Adrenal insufficiency (AI) is a life-threatening disorder caused by the deficiency of adrenal steroid hormones. This retrospective cross-sectional study investigated the characteristics of patients with AI in Korea.

Methods

All consecutive patients with suspected AI who received care at a tertiary referral center in Korea in 2014 and underwent adrenocorticotropic hormone stimulation or insulin-tolerance testing were identified through a review of medical charts. Patients diagnosed with AI were enrolled.

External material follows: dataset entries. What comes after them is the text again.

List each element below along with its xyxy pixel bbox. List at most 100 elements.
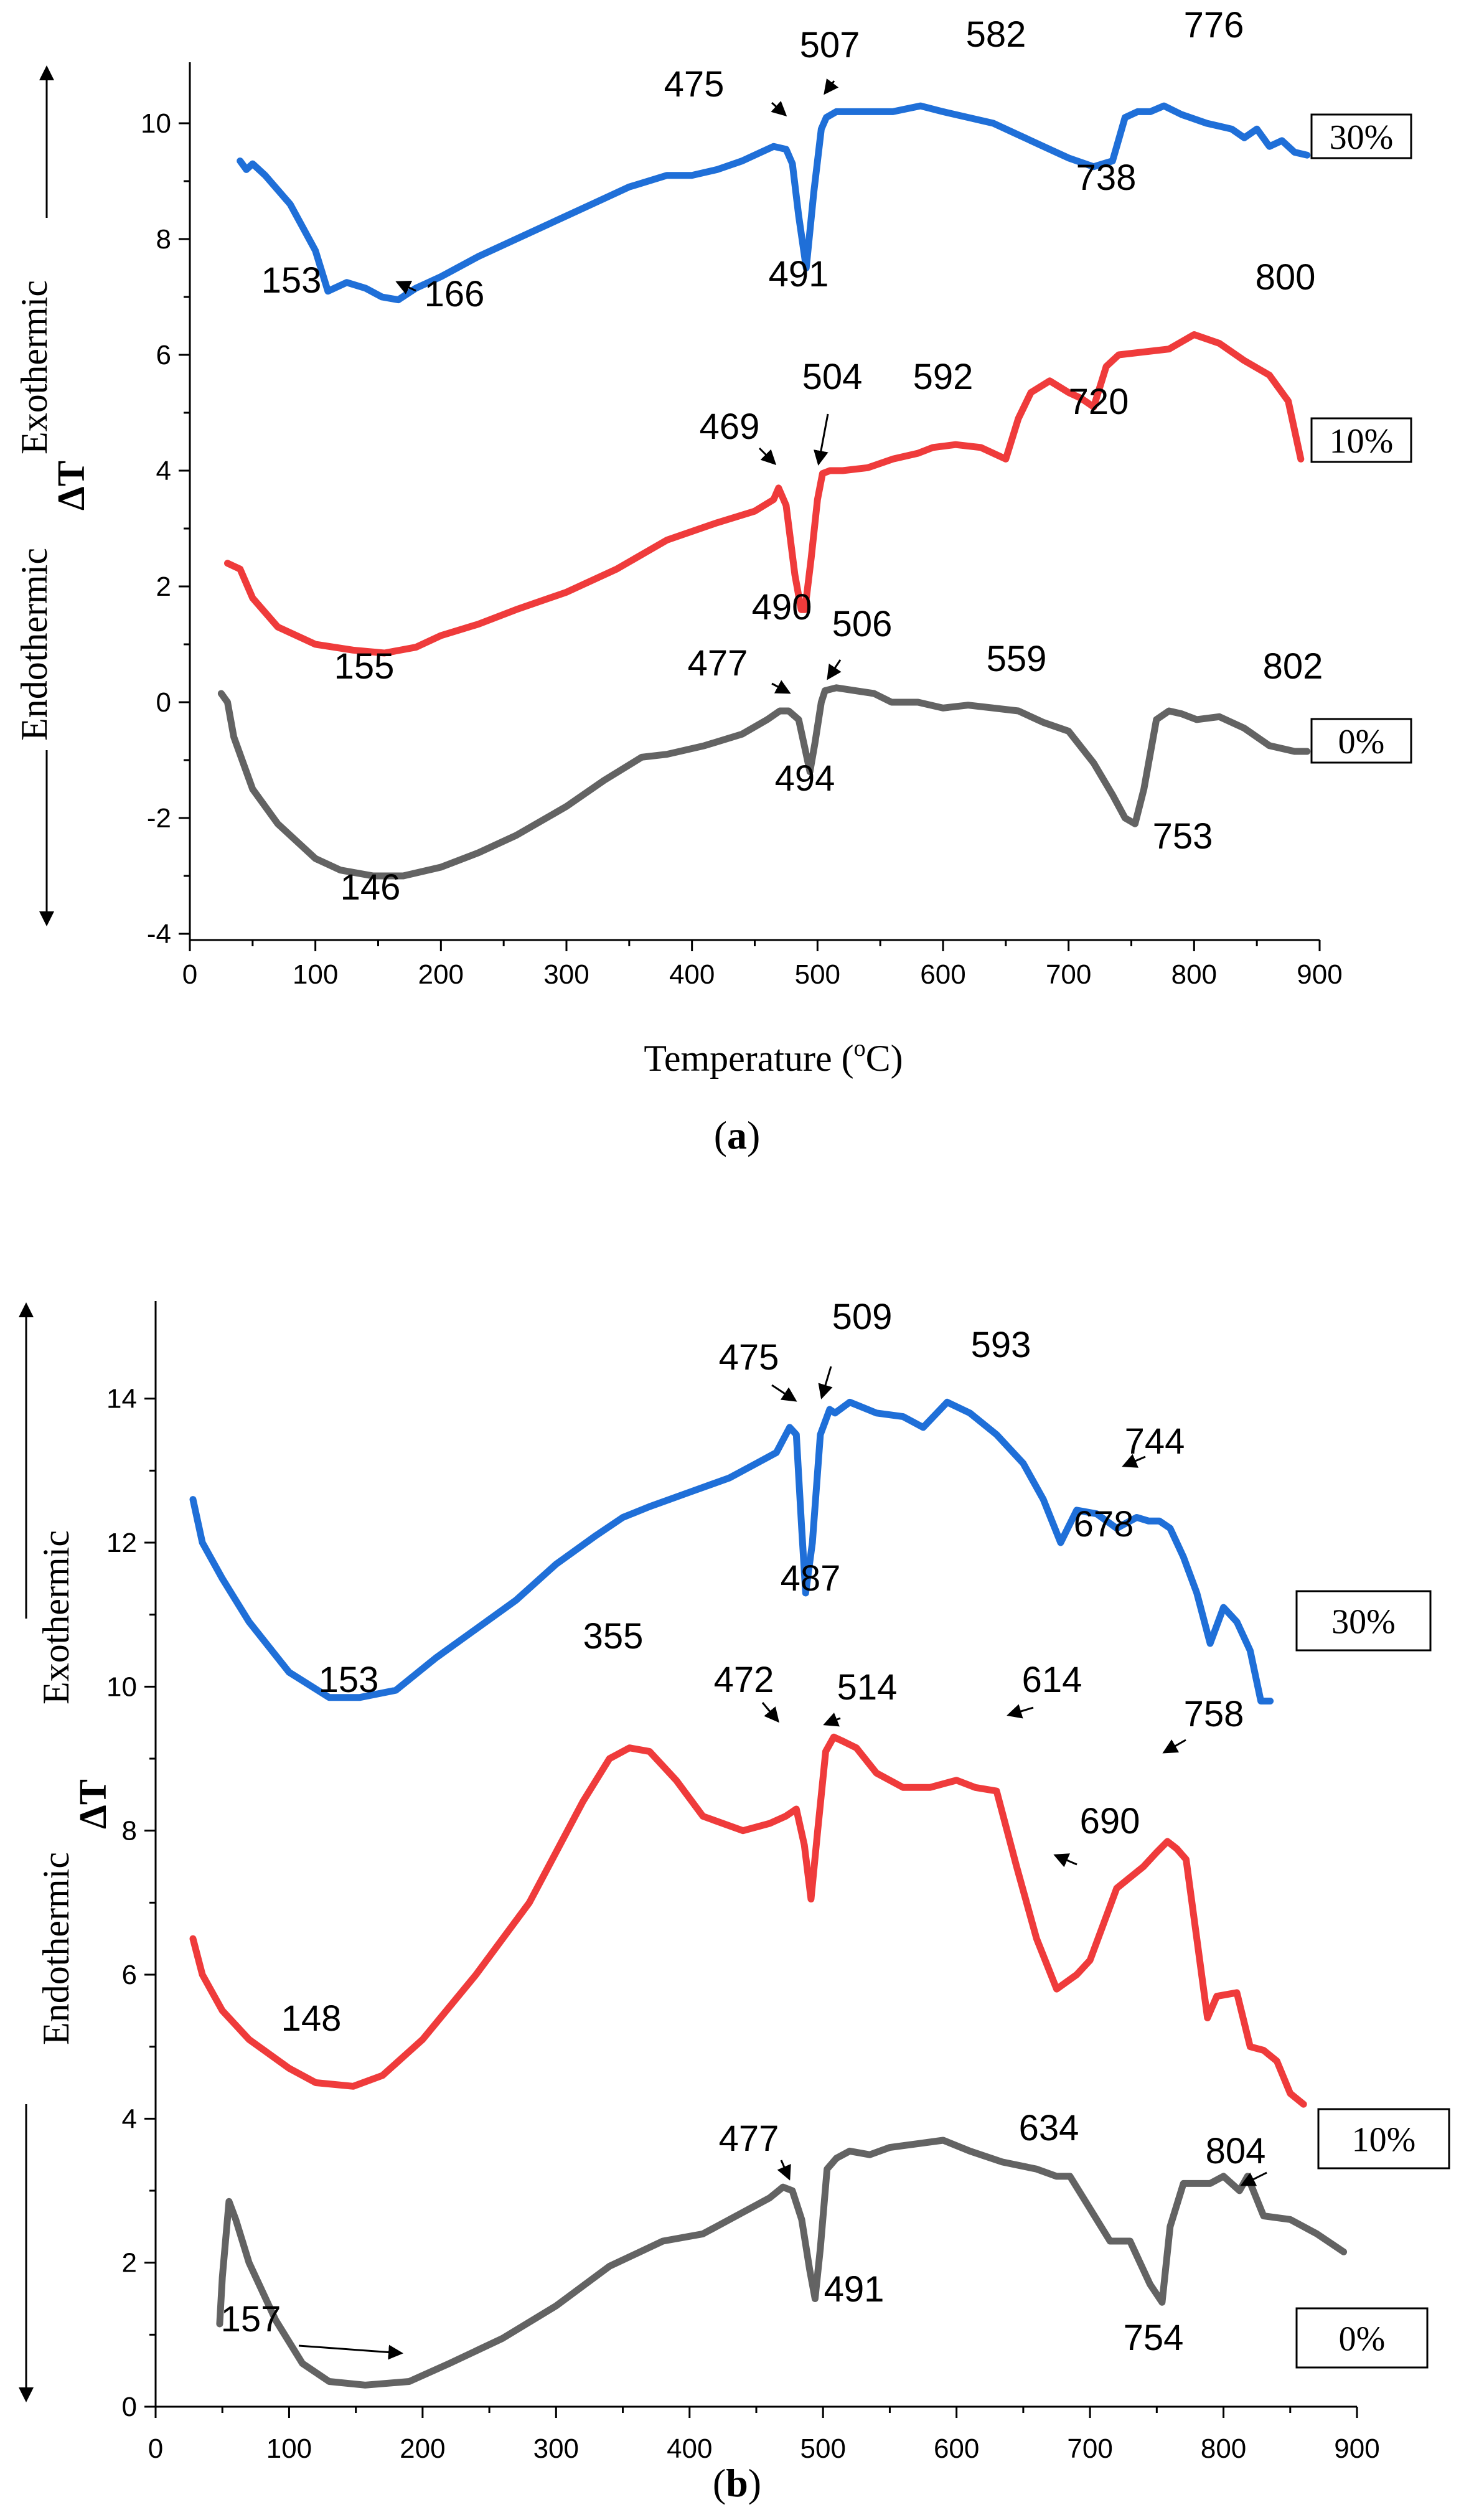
legend-box [1310, 113, 1412, 159]
legend-label: 0% [1339, 2320, 1386, 2359]
legend-box [1317, 2108, 1450, 2170]
y-tick-label: 8 [122, 1816, 137, 1846]
peak-annotation: 491 [824, 2269, 885, 2310]
x-axis-title: Temperature (oC) [644, 1035, 903, 1079]
peak-annotation: 166 [425, 274, 485, 314]
series-line-30pct [237, 102, 1311, 304]
y-tick-label: 10 [141, 108, 171, 139]
caption-close: ) [748, 2461, 761, 2505]
y-label-endothermic: Endothermic [14, 548, 55, 741]
peak-annotation: 559 [987, 639, 1047, 679]
peak-annotation: 758 [1184, 1694, 1244, 1734]
annotation-arrow [777, 2160, 791, 2181]
y-label-exothermic: Exothermic [35, 1530, 77, 1704]
x-tick-label: 0 [182, 959, 197, 990]
panel-a-chart: 0 100 200 300 400 500 600 700 800 900 -4 -2 0 2 4 6 8 10 3… [14, 5, 1412, 1157]
caption-letter: a [727, 1113, 747, 1157]
peak-annotation: 804 [1206, 2131, 1266, 2171]
x-axis-title-degree: o [854, 1035, 866, 1061]
annotation-arrow [758, 447, 777, 466]
annotation-arrow [1053, 1853, 1077, 1868]
y-tick-label: 0 [122, 2392, 137, 2422]
y-tick-label: 0 [156, 687, 171, 718]
y-tick-label: -2 [147, 803, 171, 834]
peak-annotation: 506 [832, 604, 893, 644]
peak-annotation: 582 [966, 14, 1026, 55]
x-tick-label: 900 [1334, 2433, 1379, 2464]
x-tick-label: 800 [1171, 959, 1217, 990]
series-line-30pct [189, 1398, 1274, 1704]
peak-annotation: 507 [800, 25, 860, 65]
legend-box [1310, 417, 1412, 463]
y-tick-label: 4 [156, 456, 171, 486]
peak-annotation: 504 [802, 357, 863, 397]
annotation-arrow [298, 2344, 403, 2360]
annotation-arrow [761, 1702, 779, 1723]
x-tick-label: 400 [667, 2433, 712, 2464]
peak-annotation: 153 [261, 260, 322, 301]
y-tick-label: -4 [147, 919, 171, 949]
peak-annotation: 593 [971, 1325, 1031, 1365]
x-axis-title-main: Temperature ( [645, 2513, 855, 2520]
x-axis-title-tail: C) [867, 2513, 904, 2520]
annotation-arrow [395, 281, 416, 294]
annotation-arrow [1122, 1454, 1146, 1468]
x-tick-label: 300 [543, 959, 589, 990]
x-tick-label: 900 [1297, 959, 1342, 990]
x-axis-title-degree: o [855, 2511, 867, 2520]
panel-b-chart: 0 100 200 300 400 500 600 700 800 900 0 2 4 6 8 10 12 14 3… [19, 1297, 1450, 2520]
annotation-arrow [771, 680, 791, 694]
peak-annotation: 744 [1125, 1421, 1185, 1462]
x-tick-label: 0 [148, 2433, 163, 2464]
peak-annotation: 355 [583, 1616, 644, 1657]
x-tick-label: 500 [795, 959, 840, 990]
y-label-delta-t: ΔT [50, 461, 93, 510]
peak-annotation: 472 [714, 1660, 774, 1700]
legend-label: 10% [1352, 2121, 1416, 2160]
x-tick-label: 400 [669, 959, 715, 990]
peak-annotation: 720 [1069, 382, 1129, 422]
x-axis-title: Temperature (oC) [645, 2511, 904, 2520]
peak-annotation: 802 [1263, 646, 1323, 687]
series-line-10pct [224, 331, 1305, 657]
peak-annotation: 477 [719, 2118, 779, 2159]
x-axis-title-tail: C) [866, 1038, 903, 1079]
legend-label: 30% [1331, 1603, 1396, 1642]
peak-annotation: 678 [1074, 1504, 1134, 1544]
y-label-exothermic: Exothermic [14, 280, 55, 454]
peak-annotation: 146 [340, 867, 401, 908]
annotation-arrow [1007, 1704, 1034, 1719]
legend-label: 0% [1338, 723, 1385, 761]
peak-annotation: 494 [775, 758, 835, 799]
y-tick-label: 2 [122, 2248, 137, 2278]
peak-annotation: 776 [1184, 5, 1244, 45]
series-line-0pct [217, 684, 1311, 880]
y-label-endothermic: Endothermic [35, 1852, 77, 2045]
annotation-arrow [824, 78, 839, 95]
annotation-arrow [823, 1713, 841, 1727]
peak-annotation: 509 [832, 1297, 893, 1337]
peak-annotation: 148 [281, 1998, 342, 2039]
peak-annotation: 738 [1076, 158, 1137, 198]
x-tick-label: 800 [1201, 2433, 1246, 2464]
peak-annotation: 690 [1080, 1801, 1140, 1841]
caption-close: ) [747, 1113, 760, 1157]
series-line-0pct [216, 2137, 1348, 2389]
peak-annotation: 469 [700, 407, 760, 447]
x-tick-label: 600 [920, 959, 965, 990]
y-tick-label: 6 [122, 1960, 137, 1990]
peak-annotation: 592 [913, 357, 974, 397]
x-tick-label: 700 [1046, 959, 1091, 990]
y-tick-label: 2 [156, 571, 171, 602]
peak-annotation: 155 [334, 646, 395, 687]
annotation-arrow [827, 659, 842, 680]
y-tick-label: 8 [156, 224, 171, 255]
peak-annotation: 477 [688, 643, 748, 684]
x-axis-title-main: Temperature ( [644, 1038, 853, 1079]
peak-annotation: 157 [221, 2299, 281, 2339]
panel-caption: (a) [714, 1113, 761, 1157]
peak-annotation: 491 [769, 254, 829, 294]
legend-label: 30% [1330, 118, 1394, 157]
annotation-arrow [771, 100, 787, 117]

Their demographic, clinical, and treatment details were extracted.

Results

Of 771 patients with suspected AI, 183 (23.7%) received a definitive diagnosis. The most common reason for testing was the presence of suspicious AI-related symptoms (30.0%), followed by a history of steroid medications (23.5%). Their mean age was 66.7 years, and females predominated (67.8%). The most common symptoms were general weakness, anorexia, arthralgia, and fever. Approximately half (53.6%) had a history of steroid use. Hydrocortisone was the most common treatment (71.6%), with most patients taking a 30 mg dose (44.2%). The most common dose frequency was twice a day (78.6%). Fourteen patients were treated for adrenal crisis (n=10, 5.5%) or an intercurrent illness (n=4, 2.2%).

Conclusion

AI may have been caused by steroid medication use in many of the patients included in this study. The detection of AI can be improved by careful history-taking and being alert to the possibility that a patient has used steroids.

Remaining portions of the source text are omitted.